Bayramın iki gün öncesinde çarşı-pazarlarda yoğunlaşan kalabalık bir yandan
telaşlı bir koşturmaca içindeyken, diğer yandan yüzlerinden akan derin endişe
ve gerginlik halini okumak için psikolog olmaya hiç de gerek yok. Şehrin nerdeyse her sokak başında
karşılaşılan kurşun geçirmez yelekli, eller tetikte silahlı polisler,
panzerler, TOMA araçları kente savaş varmış havası veriyor adeta.
Tezimle ilgili saha görüşmeleri yapmak için bir haftadır
Van’dayım. Kentteki ilk birkaç günümde fısıltı gazeteleri Ramazan bayramının bu
yıl kutlanmayacağını ve insanların sınırdaki çatışma bölgelerine giderek askeri
operasyon ve çatışmalara karşı kendilerini canlı kalkan yapacaklarını salık
veriyordu. Ve dün elli araçlık bir konvoyla yola düştüler. Aralarında yetmişine
dayanmış kadınlar, coşkulu gençler, sivil toplum örgütü temsilcileri,
milletvekillerinin de olduğu konvoy, öğle sularında Yüksekova yolunda diğer illerden
gelecek konvoylarla buluşup yola devam etmek üzere hareket etti.
Ve geceye doğru ilerlerken saatlerde, buralar için “günlük” haberler
düştü ajanslara:
“Şemdinli’de patlama… Üç ölü.”
“Genelkurmay: Dağlıca’da iki terörist ölü ele geçirildi.”
Bugün Van sakinleri bayramda konu-komşuya ikram edecekleri
şekeri almak, çocuklarını bir çift ayakkabıyla ya da bir gömlekle sevindirmek
için pazarlara akarken, kulakları sınır hattından alacakları haberlere
kesilmişti. Kiminin anası oradaydı; kiminin kardeşi, arkadaşı. Ve tüm kentin
barışa dair umudu…
Şimdi Van’da öğle saatleri… Göğü kaplayan kara bulutlar
yağmur olup çiseliyor usulca. Ve kara haber şimşek hızıyla kenti dört dönüyor.
Canlı kalkanlara yapılan müdahale sırasında Van İl Genel Meclisi üyesi Yıldırım
Ayhan hayatını kaybetti. “Polis kurşunu mu yoksa gaz bombası mı” tartışmaları
süredursun, cenaze Van’a getiriliyor.
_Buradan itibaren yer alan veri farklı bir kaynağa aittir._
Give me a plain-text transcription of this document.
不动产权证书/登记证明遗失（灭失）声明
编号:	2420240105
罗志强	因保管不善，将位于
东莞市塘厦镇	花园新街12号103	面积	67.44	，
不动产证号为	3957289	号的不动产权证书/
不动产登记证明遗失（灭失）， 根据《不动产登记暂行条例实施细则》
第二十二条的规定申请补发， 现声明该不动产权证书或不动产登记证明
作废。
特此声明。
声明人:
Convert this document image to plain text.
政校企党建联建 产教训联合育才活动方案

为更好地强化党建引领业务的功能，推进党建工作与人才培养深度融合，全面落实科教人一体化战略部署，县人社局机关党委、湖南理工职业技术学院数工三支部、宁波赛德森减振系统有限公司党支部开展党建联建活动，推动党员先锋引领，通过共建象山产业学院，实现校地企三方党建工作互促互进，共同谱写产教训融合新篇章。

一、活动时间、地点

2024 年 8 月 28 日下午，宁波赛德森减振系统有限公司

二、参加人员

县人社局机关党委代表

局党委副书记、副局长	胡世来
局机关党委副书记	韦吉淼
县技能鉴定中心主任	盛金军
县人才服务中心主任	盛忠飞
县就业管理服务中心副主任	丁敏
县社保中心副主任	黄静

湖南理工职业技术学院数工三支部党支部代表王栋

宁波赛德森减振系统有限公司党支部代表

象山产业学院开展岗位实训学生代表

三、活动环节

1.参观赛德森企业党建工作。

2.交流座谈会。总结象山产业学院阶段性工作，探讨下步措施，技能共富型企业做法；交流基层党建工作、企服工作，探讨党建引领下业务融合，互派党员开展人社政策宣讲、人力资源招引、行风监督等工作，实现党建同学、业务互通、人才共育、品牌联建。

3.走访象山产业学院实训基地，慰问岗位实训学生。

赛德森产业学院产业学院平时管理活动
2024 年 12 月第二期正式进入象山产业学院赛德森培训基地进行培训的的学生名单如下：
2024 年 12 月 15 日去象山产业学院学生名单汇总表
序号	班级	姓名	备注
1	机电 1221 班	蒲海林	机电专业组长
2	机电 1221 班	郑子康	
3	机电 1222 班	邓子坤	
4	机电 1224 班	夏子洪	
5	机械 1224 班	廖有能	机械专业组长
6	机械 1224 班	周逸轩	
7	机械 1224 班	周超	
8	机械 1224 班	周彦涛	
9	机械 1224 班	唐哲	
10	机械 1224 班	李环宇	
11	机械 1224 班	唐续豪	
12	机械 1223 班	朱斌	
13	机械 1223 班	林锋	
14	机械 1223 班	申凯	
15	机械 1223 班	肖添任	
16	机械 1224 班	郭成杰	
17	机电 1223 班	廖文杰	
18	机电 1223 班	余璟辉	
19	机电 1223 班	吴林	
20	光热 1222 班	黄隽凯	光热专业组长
Hastane önü bir anda insanlar ve
polislerden oluşan bir kalabalık içinde kaldı. Haberi duyanların kimi dostu,
kimi akrabası, kimi çalışma arkadaşı. Tüm bakışlar ise gizliden gizliye
annesine gidiyor sürekli. Dayanamayan anne ve kardeş, birkaç kişi daha
baygınlık geçirip tedavi altına alınıyor. İnsanların bu haline bile tahammül
göstermeyen polis ise burada da insanlara saldırarak adeta olağanüstü hal ilan
ediyor hastanede.
Buradan ayrılıp kentin merkezine doğru yürürken gözlerim kente
hakim dağlardan birine yazılmış “Ne Mutlu Türküm Diyene” yazısına takıldı
ansızın. Bazen karamsarlığa düşüyorum ister istemez çünkü barış umudu şu anda
bu kente en az bu yazı kadar uzakta.
Van sokakları, meydanları, evleri gergin bir bekleyiş içinde
şimdi. Yarın arife günü ve bu günde toprağa verecekleri çocuklarının cenazesine
hazırlanıyor.
Tüm bunların arasında, tez görüşmelerimden birinde yerel
kanaat önderlerinden birinin söylediği cümle takılıyor aklıma: “Açılım zaten
buraya hiç gelmedi ki! Ankara’nın açılımı o!”
Türkiye kamuoyu harıl harıl tartışıyor: “Başbuğ’un ses
kaydı… Reisi cumhurun özlemleri…
Futbolda şike… “ Van’daysa kara göğün altında artık çoktan sıradanlaşmış
ölümlerin gündemiyle karşılanacak bayram.